Maybe the subject line is a bit clickbait but this is a serious question.
Hobby VNA are used to measure impedance for antenna, amplifiers,
filters, PCB's and cables. Many applications for a VNA outside the
professional world.
Hobby spectrum analyzers are user for hunting RFI, measuring harmonics
of active devices, assessing what part of the spectrum is still
available for wireless devices, etc... Again many applications.
But for time and frequency measurement the situation seems to be
different. What are hobby applications for accurate assessment of
stability, time or frequency?
For radio amateurs that operate in the GHz bands the accurate assessment
of the frequencies of their generators is such an application but what
other applications do exist and what are their requirements regarding
accuracy?
I'm purposely excluding the applications where the accuracy is the goal
instead of some usage for accuracy.
Any input is welcome.
Erik.
time-nuts mailing list -- time-nuts@lists.febo.com
To unsubscribe send an email to time-nuts-leave@lists.febo.com
There are the HAMSCI measurements of path delay variations due to solar
eclipses
amd various other causes.
Dana
On Fri, Apr 11, 2025 at 6:57 AM Erik Kaashoek via time-nuts <
time-nuts@lists.febo.com> wrote:
> Maybe the subject line is a bit clickbait but this is a serious question.
> Hobby VNA are used to measure impedance for antenna, amplifiers,
> filters, PCB's and cables. Many applications for a VNA outside the
> professional world.
> Hobby spectrum analyzers are user for hunting RFI, measuring harmonics
> of active devices, assessing what part of the spectrum is still
> available for wireless devices, etc... Again many applications.
> But for time and frequency measurement the situation seems to be
> different.
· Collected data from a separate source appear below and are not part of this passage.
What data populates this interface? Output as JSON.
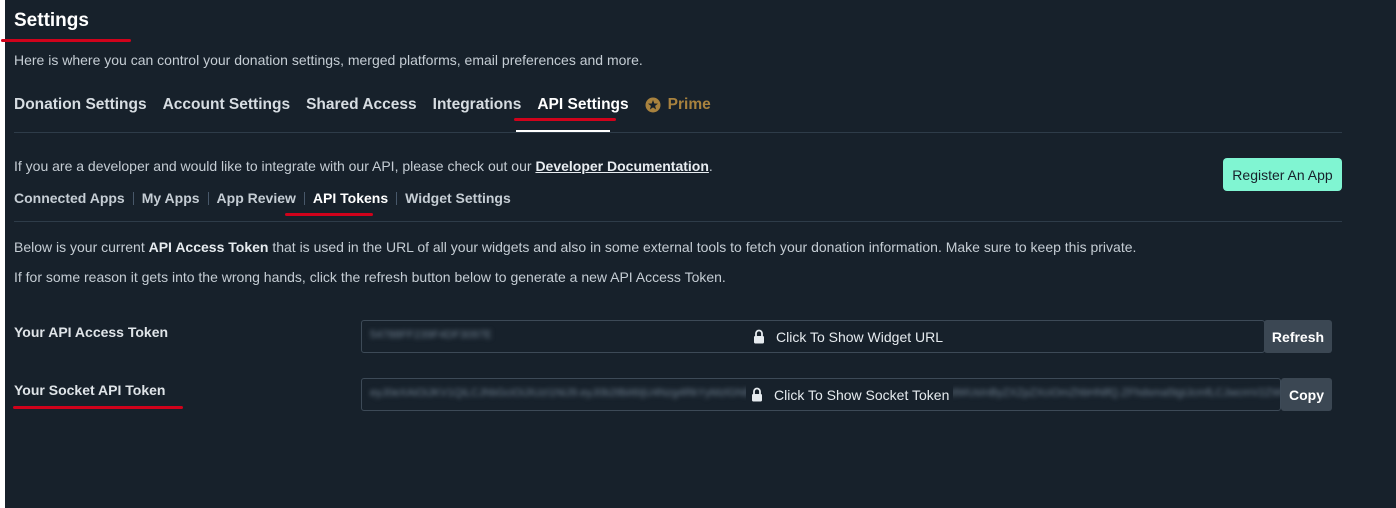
{
  "header": {
    "title": "Settings",
    "subtitle": "Here is where you can control your donation settings, merged platforms, email preferences and more."
  },
  "tabs": [
    {
      "label": "Donation Settings"
    },
    {
      "label": "Account Settings"
    },
    {
      "label": "Shared Access"
    },
    {
      "label": "Integrations"
    },
    {
      "label": "API Settings",
      "active": true
    },
    {
      "label": "Prime",
      "icon": "star-badge-icon"
    }
  ],
  "api": {
    "info_prefix": "If you are a developer and would like to integrate with our API, please check out our ",
    "doc_link": "Developer Documentation",
    "info_suffix": ".",
    "register_label": "Register An App",
    "subtabs": [
      {
        "label": "Connected Apps"
      },
      {
        "label": "My Apps"
      },
      {
        "label": "App Review"
      },
      {
        "label": "API Tokens",
        "active": true
      },
      {
        "label": "Widget Settings"
      }
    ],
    "para1_a": "Below is your current ",
    "para1_b": "API Access Token",
    "para1_c": " that is used in the URL of all your widgets and also in some external tools to fetch your donation information. Make sure to keep this private.",
    "para2": "If for some reason it gets into the wrong hands, click the refresh button below to generate a new API Access Token.",
    "access_token": {
      "label": "Your API Access Token",
      "blurred_value": "54788FF239F4DF3097E",
      "overlay": "Click To Show Widget URL",
      "button": "Refresh"
    },
    "socket_token": {
      "label": "Your Socket API Token",
      "blurred_value": "eyJ0eXAiOiJKV1QiLCJhbGciOiJIUzI1NiJ9.eyJ0b2tlbiI6IjU4Nzg4RkYyMzlGNERGMzA5N0UiLCJyZWFkX29ubHkiOnRydWUsInByZXZpZXciOmZhbHNlfQ.ZFhdsma5tgIJcmfLCJwcmV2ZW5 0K2Yw3Wo",
      "overlay": "Click To Show Socket Token",
      "button": "Copy"
    }
  },
  "colors": {
    "background": "#17212b",
    "accent": "#80f5d2",
    "prime": "#a8823e",
    "annotation": "#d0021b"
  }
}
What are hobby applications for accurate assessment of
> stability, time or frequency?
> For radio amateurs that operate in the GHz bands the accurate assessment
> of the frequencies of their generators is such an application but what
> other applications do exist and what are their requirements regarding
> accuracy?
> I'm purposely excluding the applications where the accuracy is the goal
> instead of some usage for accuracy.
> Any input is welcome.
> Erik.
> _______________________________________________
> time-nuts mailing list -- time-nuts@lists.febo.com
> To unsubscribe send an email to time-nuts-leave@lists.febo.com
>
BC
Bob Camp
Fri, Apr 11, 2025 1:23 PM
Hi
I’d say that the most common things that pop up here on a regular basis are:
-
I have a stand alone frequency source (XO,TCXO,OCXO,Rb,Cesium,Maser ….) that I bought from (fill in the blank) and I want to see if it works properly.
-
I’ve decided to set up a time server (NTP or something else) and I want to check it out.
-
I’ve bought a GPSDO and want to check it out.
-
I have a mechanical clock (yes the do exist) and want to see how it does
-
I’m monitoring the phase of the local power grid.
-
I’ve decided to design and/or build from scratch items 1, 2, 3 or 4
No, that’s not an exhaustive list. I think it’s enough for right now.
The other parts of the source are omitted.